I can give no specific advise on tranposing in bass clef as opposed to treble clef. But my personal experience tells me very strongly, that if one can play scales, arpeggiated chords, and intervals Arban-style in all 12 major keys all over the compass of ones instrument(-s), then transposition is easier. All major scales have the same construction. They only start on different notes.

Knowing the logic behind the various minor and modal scales also is helpful. Not to speak of the various alterated jazz dominant scales, diminished scales (there are only 3 or 6 of them, depending on the theoretical interpretation), whole tone scales (there are only 2 of them), and the chromatic scale (there only is the same one).

Using the tools and methods mentioned should make it fairly easy to transpose music carrying a tonality, because everything can be related to the inner musical logic of that tonality. That way accidents will be turned into minor problems, because they are not related to the reading of a certain clef. Rather they are seen as parts of a greater musical picture.
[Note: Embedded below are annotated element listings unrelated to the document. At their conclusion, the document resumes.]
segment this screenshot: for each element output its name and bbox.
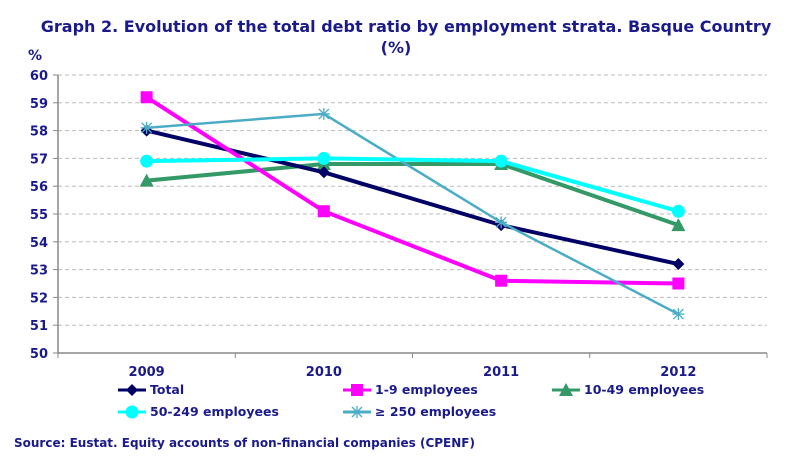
data-point: [494, 154, 508, 168]
x-tick-label: 2009: [129, 365, 165, 380]
y-tick-label: 52: [30, 291, 48, 306]
legend-swatch: [118, 405, 146, 418]
x-tick-label: 2012: [660, 365, 696, 380]
legend-swatch: [118, 383, 146, 396]
data-point: [139, 173, 154, 187]
data-point: [672, 258, 685, 271]
series-line: [146, 112, 679, 316]
y-tick-label: 53: [30, 264, 48, 279]
y-tick-label: 59: [30, 97, 48, 112]
star-stroke: [351, 406, 363, 417]
y-tick-label: 58: [30, 125, 48, 140]
x-tick-label: 2010: [306, 365, 342, 380]
legend-label: 1-9 employees: [375, 382, 478, 397]
source-note: Source: Eustat. Equity accounts of non-f…: [14, 436, 475, 450]
series-line: [146, 156, 679, 214]
data-point: [317, 107, 330, 120]
y-tick-label: 57: [30, 152, 48, 167]
series-1: [140, 91, 685, 290]
series-4: [140, 107, 685, 321]
series-3: [140, 151, 685, 218]
data-point: [495, 216, 508, 229]
legend-item: 50-249 employees: [118, 404, 279, 419]
data-point: [671, 218, 686, 232]
legend-swatch: [343, 405, 371, 418]
y-tick-label: 54: [30, 236, 48, 251]
series-line: [145, 95, 679, 286]
y-tick-label: 55: [30, 208, 48, 223]
legend-marker: [126, 383, 138, 396]
legend-label: ≥ 250 employees: [375, 404, 497, 419]
legend-item: ≥ 250 employees: [343, 404, 496, 419]
star-stroke: [141, 122, 153, 134]
legend-item: 10-49 employees: [552, 382, 704, 397]
x-tick-label: 2011: [483, 365, 519, 380]
star-stroke: [672, 308, 684, 320]
data-point: [140, 154, 154, 168]
data-point: [495, 274, 508, 287]
data-point: [317, 151, 331, 165]
legend-marker: [351, 383, 363, 396]
legend-marker: [559, 382, 573, 396]
star-stroke: [495, 216, 507, 228]
legend-marker: [125, 405, 139, 418]
legend-label: 10-49 employees: [584, 382, 705, 397]
legend-item: Total: [118, 382, 184, 397]
y-axis-label: %: [28, 48, 43, 64]
data-point: [672, 308, 685, 321]
data-point: [317, 205, 330, 218]
star-stroke: [318, 108, 330, 120]
series-line: [146, 161, 680, 228]
y-tick-label: 50: [30, 347, 48, 362]
y-tick-label: 60: [30, 69, 48, 84]
data-point: [140, 121, 153, 134]
series-line: [146, 128, 679, 266]
legend-label: 50-249 employees: [150, 404, 279, 419]
data-point: [672, 277, 685, 290]
data-point: [317, 166, 330, 179]
legend-swatch: [552, 382, 580, 396]
data-point: [671, 204, 685, 218]
y-tick-label: 51: [30, 319, 48, 334]
chart-title: Graph 2. Evolution of the total debt rat…: [40, 17, 772, 36]
legend-swatch: [343, 383, 371, 396]
legend-label: Total: [150, 382, 185, 397]
data-point: [140, 91, 153, 104]
y-tick-label: 56: [30, 180, 48, 195]
legend-marker: [351, 405, 363, 418]
legend-item: 1-9 employees: [343, 382, 478, 397]
chart-title-unit: (%): [380, 38, 412, 57]
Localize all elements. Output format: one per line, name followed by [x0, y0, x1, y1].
But then there is the transposition of atonal music. Technically I could say, that one should play by interval like a good singer sings. But in the real world I might rather beg for mercy.

Klaus

PS: I might reveal a small mind-game of mine, which helps easening up on rehearsal boredom, and which can help in developping ones general understanding of musical structures.

I am not very good at improvising over chord symbols, but I know some of the principles. Very often I try to turn around the problem and then imagine which chord symbols should be written under the notes in the part I read from. Not terribly difficult in most tuba parts, but often more interesting in inner band parts.